Seat T of the Real Academia Española
- In office 28 June 1942 – 7 June 1970
- Preceded by: Isidro Gomá y Tomás
- Succeeded by: Carlos Clavería Lizana [es]

= Manuel Gómez-Moreno Martínez =

Spanish archaeologist and historian (1870–1970)

Manuel Gómez-Moreno Martínez (21 February 1870 in Granada, Spain - 7 June 1970 in Madrid, Spain), was a Spanish archaeologist and historian.

== Biography ==
Martinez was born 21 February 1870 in Granada, Spain. He is the son of noted painter and amateur archaeologist, Manuel Gómez-Moreno González and Dolores Martínez Almirón.

He authored many books, nearly 300, mostly focused on Hispanic archeology and art history.

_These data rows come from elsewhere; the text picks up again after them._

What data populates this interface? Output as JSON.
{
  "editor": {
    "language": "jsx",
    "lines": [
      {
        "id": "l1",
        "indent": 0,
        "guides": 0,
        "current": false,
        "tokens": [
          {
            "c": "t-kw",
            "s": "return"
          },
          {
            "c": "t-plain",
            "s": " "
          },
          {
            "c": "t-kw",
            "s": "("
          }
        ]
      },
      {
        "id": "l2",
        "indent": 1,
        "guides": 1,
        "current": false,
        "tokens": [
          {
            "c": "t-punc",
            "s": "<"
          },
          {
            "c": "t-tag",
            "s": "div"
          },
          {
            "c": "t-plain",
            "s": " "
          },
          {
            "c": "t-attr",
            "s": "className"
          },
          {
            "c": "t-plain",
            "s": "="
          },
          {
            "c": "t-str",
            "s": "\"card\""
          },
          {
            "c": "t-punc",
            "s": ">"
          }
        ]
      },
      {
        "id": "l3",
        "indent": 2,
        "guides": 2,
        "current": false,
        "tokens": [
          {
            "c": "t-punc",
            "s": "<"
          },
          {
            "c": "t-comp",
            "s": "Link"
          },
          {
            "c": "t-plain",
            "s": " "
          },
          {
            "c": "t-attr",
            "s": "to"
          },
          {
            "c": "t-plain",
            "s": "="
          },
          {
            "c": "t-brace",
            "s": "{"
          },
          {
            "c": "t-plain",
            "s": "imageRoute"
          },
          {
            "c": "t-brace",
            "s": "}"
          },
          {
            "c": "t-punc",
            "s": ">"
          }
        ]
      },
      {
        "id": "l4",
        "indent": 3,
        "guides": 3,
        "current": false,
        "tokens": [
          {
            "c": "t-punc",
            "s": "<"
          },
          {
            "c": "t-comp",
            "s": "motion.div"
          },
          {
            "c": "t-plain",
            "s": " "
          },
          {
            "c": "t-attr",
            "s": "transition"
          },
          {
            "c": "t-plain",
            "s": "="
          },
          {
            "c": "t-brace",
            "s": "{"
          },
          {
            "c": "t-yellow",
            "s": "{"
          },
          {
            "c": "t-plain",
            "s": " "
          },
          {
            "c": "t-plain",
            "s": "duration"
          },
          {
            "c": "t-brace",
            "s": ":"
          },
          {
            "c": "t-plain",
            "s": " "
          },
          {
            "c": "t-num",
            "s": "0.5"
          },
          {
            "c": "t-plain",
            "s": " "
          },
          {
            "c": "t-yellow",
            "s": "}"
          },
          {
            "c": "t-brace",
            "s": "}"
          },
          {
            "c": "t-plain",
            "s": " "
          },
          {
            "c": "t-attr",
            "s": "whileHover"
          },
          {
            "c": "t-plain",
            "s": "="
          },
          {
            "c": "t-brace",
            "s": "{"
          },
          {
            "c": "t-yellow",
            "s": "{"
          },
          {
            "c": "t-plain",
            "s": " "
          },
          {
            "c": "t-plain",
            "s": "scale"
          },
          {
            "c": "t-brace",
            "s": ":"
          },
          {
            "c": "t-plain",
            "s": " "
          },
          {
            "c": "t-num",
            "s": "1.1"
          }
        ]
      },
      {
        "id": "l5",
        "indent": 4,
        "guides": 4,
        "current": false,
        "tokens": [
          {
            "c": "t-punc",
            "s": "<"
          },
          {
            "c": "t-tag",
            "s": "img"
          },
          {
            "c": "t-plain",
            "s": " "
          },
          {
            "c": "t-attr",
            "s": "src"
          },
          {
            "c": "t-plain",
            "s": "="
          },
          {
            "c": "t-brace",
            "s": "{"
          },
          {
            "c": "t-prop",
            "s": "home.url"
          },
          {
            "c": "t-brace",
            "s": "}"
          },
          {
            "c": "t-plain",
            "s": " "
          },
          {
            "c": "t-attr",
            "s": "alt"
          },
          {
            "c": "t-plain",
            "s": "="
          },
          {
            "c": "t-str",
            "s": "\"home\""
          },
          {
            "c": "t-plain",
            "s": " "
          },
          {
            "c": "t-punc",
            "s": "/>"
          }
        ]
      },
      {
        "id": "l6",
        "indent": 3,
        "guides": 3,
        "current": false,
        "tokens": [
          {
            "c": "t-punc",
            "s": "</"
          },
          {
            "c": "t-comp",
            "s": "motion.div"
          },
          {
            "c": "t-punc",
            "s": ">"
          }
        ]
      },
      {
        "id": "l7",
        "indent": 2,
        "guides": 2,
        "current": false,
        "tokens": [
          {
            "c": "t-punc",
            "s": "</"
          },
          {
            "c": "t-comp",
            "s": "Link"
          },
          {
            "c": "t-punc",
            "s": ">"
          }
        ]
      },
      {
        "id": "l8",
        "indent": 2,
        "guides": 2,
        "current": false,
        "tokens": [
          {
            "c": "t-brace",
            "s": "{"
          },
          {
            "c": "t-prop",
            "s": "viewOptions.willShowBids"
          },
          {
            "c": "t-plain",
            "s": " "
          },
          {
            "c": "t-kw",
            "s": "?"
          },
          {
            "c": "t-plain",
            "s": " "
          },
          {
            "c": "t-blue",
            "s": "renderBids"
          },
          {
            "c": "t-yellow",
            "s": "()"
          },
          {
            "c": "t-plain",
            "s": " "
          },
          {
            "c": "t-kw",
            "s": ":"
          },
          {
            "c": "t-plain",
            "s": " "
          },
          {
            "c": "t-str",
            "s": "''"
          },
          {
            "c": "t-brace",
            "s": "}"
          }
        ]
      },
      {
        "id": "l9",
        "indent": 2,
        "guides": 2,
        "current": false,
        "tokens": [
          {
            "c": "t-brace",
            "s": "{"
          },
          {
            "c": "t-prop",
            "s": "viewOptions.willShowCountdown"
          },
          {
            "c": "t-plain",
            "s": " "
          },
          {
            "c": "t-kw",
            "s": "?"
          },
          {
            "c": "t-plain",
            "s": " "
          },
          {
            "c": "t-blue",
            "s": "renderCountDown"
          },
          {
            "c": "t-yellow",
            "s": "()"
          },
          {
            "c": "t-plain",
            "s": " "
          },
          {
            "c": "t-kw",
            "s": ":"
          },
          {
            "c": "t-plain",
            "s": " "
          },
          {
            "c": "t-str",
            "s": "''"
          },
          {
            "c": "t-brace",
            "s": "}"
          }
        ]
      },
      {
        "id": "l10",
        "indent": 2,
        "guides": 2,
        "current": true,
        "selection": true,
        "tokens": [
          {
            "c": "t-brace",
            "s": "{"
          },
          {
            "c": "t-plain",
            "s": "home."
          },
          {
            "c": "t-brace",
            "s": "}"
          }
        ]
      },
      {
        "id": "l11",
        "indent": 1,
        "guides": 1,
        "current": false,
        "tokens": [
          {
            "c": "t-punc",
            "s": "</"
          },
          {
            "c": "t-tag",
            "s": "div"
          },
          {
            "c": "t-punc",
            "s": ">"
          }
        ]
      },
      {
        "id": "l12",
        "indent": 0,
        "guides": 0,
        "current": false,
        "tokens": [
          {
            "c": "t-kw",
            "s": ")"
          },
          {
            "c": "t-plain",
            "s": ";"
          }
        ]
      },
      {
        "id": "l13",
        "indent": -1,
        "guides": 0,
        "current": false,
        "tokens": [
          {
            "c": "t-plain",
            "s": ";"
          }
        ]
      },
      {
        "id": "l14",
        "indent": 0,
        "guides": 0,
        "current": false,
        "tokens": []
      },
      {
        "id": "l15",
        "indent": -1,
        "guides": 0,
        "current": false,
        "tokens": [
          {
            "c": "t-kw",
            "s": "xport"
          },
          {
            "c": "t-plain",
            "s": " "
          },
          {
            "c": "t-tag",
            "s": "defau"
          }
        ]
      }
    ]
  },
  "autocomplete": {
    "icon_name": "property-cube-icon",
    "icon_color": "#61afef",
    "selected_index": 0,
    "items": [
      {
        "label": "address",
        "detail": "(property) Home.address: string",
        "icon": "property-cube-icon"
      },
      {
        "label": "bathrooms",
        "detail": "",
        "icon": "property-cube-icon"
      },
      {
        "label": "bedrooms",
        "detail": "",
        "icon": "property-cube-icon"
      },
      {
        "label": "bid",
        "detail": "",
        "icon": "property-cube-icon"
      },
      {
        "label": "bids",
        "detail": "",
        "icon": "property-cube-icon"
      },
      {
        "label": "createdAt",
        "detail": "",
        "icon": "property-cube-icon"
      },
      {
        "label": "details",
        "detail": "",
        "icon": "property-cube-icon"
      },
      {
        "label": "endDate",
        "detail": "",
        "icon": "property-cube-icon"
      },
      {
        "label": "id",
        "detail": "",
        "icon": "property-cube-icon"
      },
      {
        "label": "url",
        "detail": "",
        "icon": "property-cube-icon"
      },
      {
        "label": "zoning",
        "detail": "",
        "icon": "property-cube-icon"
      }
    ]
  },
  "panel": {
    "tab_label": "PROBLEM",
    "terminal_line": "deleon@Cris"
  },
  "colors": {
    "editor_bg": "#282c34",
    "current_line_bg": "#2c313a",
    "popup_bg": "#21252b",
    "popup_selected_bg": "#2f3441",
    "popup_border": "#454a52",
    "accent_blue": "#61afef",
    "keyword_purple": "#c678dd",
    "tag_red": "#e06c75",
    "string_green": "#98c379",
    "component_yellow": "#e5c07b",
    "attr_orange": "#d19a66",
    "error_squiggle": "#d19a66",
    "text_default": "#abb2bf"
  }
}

During the first years of the twentieth century he wrote Catálogo Monumental y artístico de España (en: Monumental and Artistic Catalog of Spain).
He also developed an interest in linguistics and in his 70s was made a member of the Royal Spanish Academy, which regulates the Spanish language.

Gómez-Moreno was named Doctor honoris causa by the universities of Montevideo and Oxford in 1941, Glasgow in 1951 and Granada in 1970. One of his students was Hispanic art historian, José María de Azcárate. He died in 1970 at the age of 100.